Workflow tips for small-team academic projectscode

@Tamas_Papp Thanks for that git workflow guide. It’s helpful. As for package template generators, my understanding is that both yours and the other one enforce one git repository per package, which makes sense if these packages will eventually be in a registry (although based on LocalRegistry.jl, which @grero recommended, as well as Julia Lang’s own stdlib repo that doesn’t look like a requirement) but not in my case.

DrWatson, recommended by @Skoffer, seems like a really nice and modular tool (as in, it doesn’t come bundled with a “way of thinking”). The default and un-customizable folder structure is a bit restrictive, but you don’t have to use it. From a setup perspective, its main contribution seems to be the @quickactivate macro, which ensures that any script containing it, whatever subfolder it’s in, will run in your project environment, rather than whatever the currently activated environment is. As I understand it, this gives you enforceable reproducibility even for code outside a package, right?
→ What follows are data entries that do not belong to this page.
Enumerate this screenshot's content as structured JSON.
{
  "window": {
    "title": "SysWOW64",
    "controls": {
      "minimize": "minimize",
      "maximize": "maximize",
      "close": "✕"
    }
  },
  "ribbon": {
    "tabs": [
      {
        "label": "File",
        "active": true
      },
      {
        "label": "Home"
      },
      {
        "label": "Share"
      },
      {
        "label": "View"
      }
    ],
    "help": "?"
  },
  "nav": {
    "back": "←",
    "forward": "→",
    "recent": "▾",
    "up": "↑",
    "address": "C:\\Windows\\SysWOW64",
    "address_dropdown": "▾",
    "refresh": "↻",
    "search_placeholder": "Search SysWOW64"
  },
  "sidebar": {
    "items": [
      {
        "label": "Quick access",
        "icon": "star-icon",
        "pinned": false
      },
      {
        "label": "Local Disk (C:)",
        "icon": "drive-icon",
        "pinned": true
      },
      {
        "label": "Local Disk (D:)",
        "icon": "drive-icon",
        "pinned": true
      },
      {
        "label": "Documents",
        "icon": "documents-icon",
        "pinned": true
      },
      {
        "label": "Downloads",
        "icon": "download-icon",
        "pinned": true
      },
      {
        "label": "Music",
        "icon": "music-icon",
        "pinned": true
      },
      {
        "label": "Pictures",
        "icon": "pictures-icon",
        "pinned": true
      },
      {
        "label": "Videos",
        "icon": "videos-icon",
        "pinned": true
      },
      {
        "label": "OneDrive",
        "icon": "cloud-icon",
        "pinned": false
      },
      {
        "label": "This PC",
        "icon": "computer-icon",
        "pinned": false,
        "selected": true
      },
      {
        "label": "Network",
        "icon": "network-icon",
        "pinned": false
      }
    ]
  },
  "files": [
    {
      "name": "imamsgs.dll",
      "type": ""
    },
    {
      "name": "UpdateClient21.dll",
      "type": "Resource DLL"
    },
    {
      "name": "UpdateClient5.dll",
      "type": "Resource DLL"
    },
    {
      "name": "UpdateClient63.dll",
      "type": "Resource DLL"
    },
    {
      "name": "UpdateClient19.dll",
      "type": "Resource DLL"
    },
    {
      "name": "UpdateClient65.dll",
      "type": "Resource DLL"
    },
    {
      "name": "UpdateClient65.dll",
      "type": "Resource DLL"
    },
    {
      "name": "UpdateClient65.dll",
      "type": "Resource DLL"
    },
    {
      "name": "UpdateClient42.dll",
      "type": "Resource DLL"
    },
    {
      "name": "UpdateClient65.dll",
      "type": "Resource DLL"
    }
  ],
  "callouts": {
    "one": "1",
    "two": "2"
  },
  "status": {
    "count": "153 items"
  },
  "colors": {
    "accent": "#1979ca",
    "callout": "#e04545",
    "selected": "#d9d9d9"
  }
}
By enforceable, I mean that it doesn’t require you to remember to activate a particular environment.

There is actually another feature of DrWatson which makes is really useful for research – the ability to store “results” with metadata about the code version (git commit id) that produced them!

@heliosdrm, your answers are incredible! Thank you for taking all that time to write them up. I think there are a few caveats to what you wrote, but correct me if they don’t apply:

  1. You can’t ]add a package from a local path if it’s not its own git repository. You have to use ]dev.
  2. If you include("MyProjectFunctions.jl") containing a module MyProjectFunctions, you need to preface the module name with a . when using or importing i.e. using .MyProjectFunctions will work but using MyProjectFunctions will not, b/c it will search for the module as a package in the environment’s dependencies in Project.toml.

This raises a related issue when using Revise, which seems like a must in pretty much any Julia workflow. Based on the Revise documentation, one’s choices are either replace all include() statements with includet() or keep all modules in packages. If you do the former, you’re relying on Revise to exist in any environment you ever run your code in, which may be a bad assumption for stuff that may have to run in batch mode on a high-performance cluster. Which basically leaves you with having to create packages for every bit of non-trivial code. And once you create packages, you have to manage their own dependencies/environments in addition to your projects i.e. Revise-based workflow comes at a substantial cost. Or am I missing something here?

Finally, @johnh, if you use Git LFS for storing large data files, do you store the large file on a remotely hosted repo e.g. Github? Do you pay for extra space? It would be nice to have git track large binary metadata while the actual files were stored somewhere else e.g. Dropbox, shared network drive, AWS, university HPC cluster. etc.